Bütün bu sektörler arasında Orhan Ailesi için otomotivin özel bir önemi var. Orhan Holding Yönetim Kurulu Başkanı Murat Orhan, “Otomotiv bizim asıl işimiz, büyümemizi bu alana borçluyuz” diyor.
Avrupa otomobil koltuk kılıflarının yüzde 10’luk kısmını üreten Orhan Holding’in genel müdürü Murat Orhan, grubun yükselişini ve başarıyı getiren sırrı Capital’e anlattı:
İş hayatına nasıl başladınız?
Babam, 1972 yılında ısıtma, soğutma ve havalandırma tesisatı işlerinin müteahhitliğini yapmak üzere, bizim ana şirketimiz dediğimiz Teknik Malzeme’yi kurdu. Bu firma Türkiye’de bu alanda çalışan çoğu firmanın altyapısını oluşturdu. Şirketin hızlı ve olumlu bir şekilde büyümesinin nedeni ise müşterilerimizdi.
İlk müşterilerinden biri olan Tofaş, yapılan işlerden çok memnun kalınca, bizi yönlendirmeye başladı. Müşterilerimizin “Şöyle bir işimiz var, siz bu işe girin, iyi yapacağınıza inanıyoruz” gibi sözlü destekleriyle, sektörden sektöre geçerek büyümemizi sağlayan bu yola girmiş olduk. 1994 yılına kadar otomotiv sanayi ile ilgili beş şirket daha kurduk. Bu şirketlerin çoğu da yabancı ortaklı şirketler.
İşlerinizin büyümesi yabancı ortaklıklar kurmaya başladığınızda mı gerçekleşti?
Aslında Aunde Teknik, Elta ve Matay gibi şirketleri kendimiz kurup sonradan yabancı ortaklıklara geçtik. Holdingleştikten sonra ortaklarla beraber şirket kurmaya başladık. İlk ortağımız aslında General Motor idi. Bize geldiler, “Türkiye’de otomobil fabrikası kuruyoruz, ama Türk hükümeti bize, buraya mal getirirsek, buradan da mal almak zorunda olduğumuzu söyledi, sizden ne alabiliriz?” dediler. Biz de onlara koltuk parçalarını gösterdik. Rakamlar da cazip geldi, neden beraber iş yapmıyoruz diye bir teklifte bulundular. Felsefemiz de uyuştu. Böylece teknoloji anlamında, lisanslı ilk ortaklığımız başlamış oldu.
Nasıl holdingleştiniz?
1995 yılına kadar sadece firmaların kendi büyümeleri mevcuttu. 1995’de zor durumda olan Yaysan Teknik firmasını, müşterilerimizin de yönlendirmesiyle satın aldık.
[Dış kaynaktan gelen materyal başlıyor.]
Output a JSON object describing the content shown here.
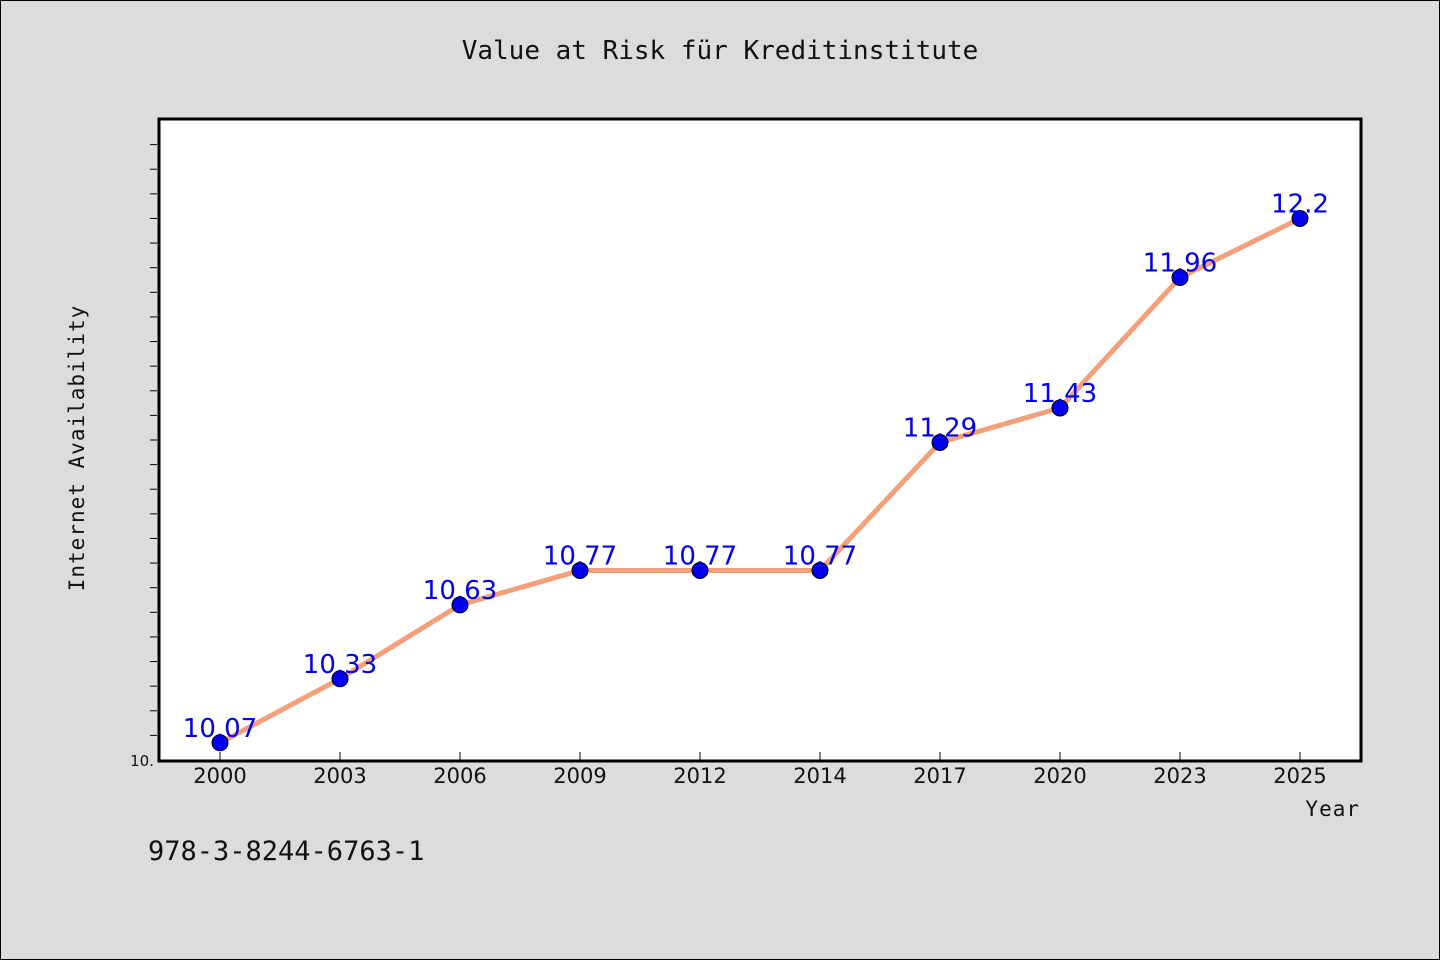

Ortaklarımız bu şirketi almamızı ve onların problemlerini çözmemizi rica ettiler.
Aslında fedakarlık yaparak aldık firmayı. Bu arada baktık ki, belli bir büyüklüğe ulaştık ve belli bir organizasyon şeması oluşturmak gerekiyor. O zaman bir holding altında toplayalım şirketleri diye düşündük ve Orhan Holding’i kurduk. Aynı sene Oryapı adında bir inşaat firması da faaliyete geçti, Bodrum’da villalar yaparak başladık.
Otomotiv sektöründen inşaat sektörüne geçtiniz. Daha sonra başka sektörlerde de çalışmalarınız oldu. Biraz bundan bahseder misiniz?
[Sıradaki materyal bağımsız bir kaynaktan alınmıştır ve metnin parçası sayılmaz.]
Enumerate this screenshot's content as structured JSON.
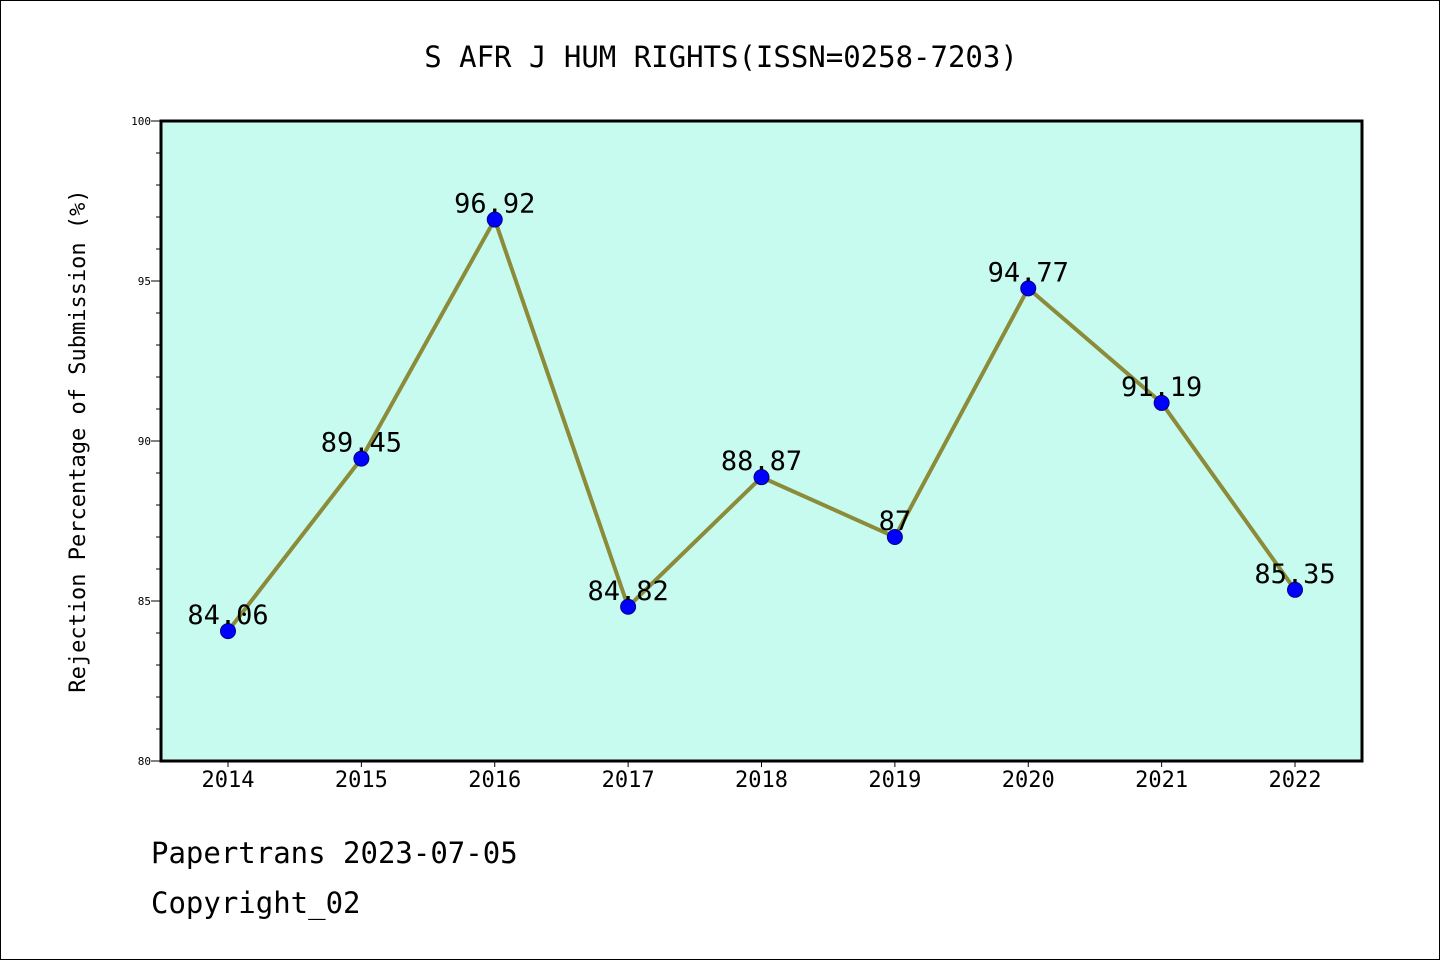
{
  "chart_data": {
    "type": "line",
    "title": "S AFR J HUM RIGHTS(ISSN=0258-7203)",
    "xlabel": "",
    "ylabel": "Rejection Percentage of Submission (%)",
    "categories": [
      "2014",
      "2015",
      "2016",
      "2017",
      "2018",
      "2019",
      "2020",
      "2021",
      "2022"
    ],
    "values": [
      84.06,
      89.45,
      96.92,
      84.82,
      88.87,
      87,
      94.77,
      91.19,
      85.35
    ],
    "data_labels": [
      "84.06",
      "89.45",
      "96.92",
      "84.82",
      "88.87",
      "87",
      "94.77",
      "91.19",
      "85.35"
    ],
    "ylim": [
      80,
      100
    ],
    "yticks": [
      80,
      85,
      90,
      95,
      100
    ],
    "ytick_labels": [
      "80",
      "85",
      "90",
      "95",
      "100"
    ],
    "grid": false,
    "colors": {
      "plot_background": "#c8fbef",
      "line": "#8b8b3a",
      "marker": "#0000ff"
    }
  },
  "footer": {
    "line1": "Papertrans 2023-07-05",
    "line2": "Copyright_02"
  }
}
Aslında biz hala yüzde 90 otomotivdeyiz. Evet, başka sektörlerde de çalışıyoruz ama bunlar toplamda çok büyük bir yer kaplamıyor. Kendimizi otomotivci olarak görüyoruz.
Holdingleştikten ve inşaat şirketimizi kurduktan sonra, Bursa’nın ilk alışveriş merkezi olan Kumluk’un yönetim ve idaresini yapmak üzere Uray Teknik’i bünyemize kattık. Daha sonra İtalyanlarla SILA Teknik’i kurduk. Aaynı sene içinde tamamen kendi ihtiyaçlarımızı karşılamak üzere Uray Sigorta devreye girdi. Bir de tesadüfen girdiğimiz Borusan’ın BMW Bayiliğini yapan Teknik Oto adlı şirketimiz var. Ardından Nobel Teknik geldi. 2000 yılında Belek’de yaptığımız Hotel Sillyum ile 2000 ve 2001 yılında klimacılıkla ilgili ilk adımımız Sanyo da son dönemlerdeki çalışmalarımız.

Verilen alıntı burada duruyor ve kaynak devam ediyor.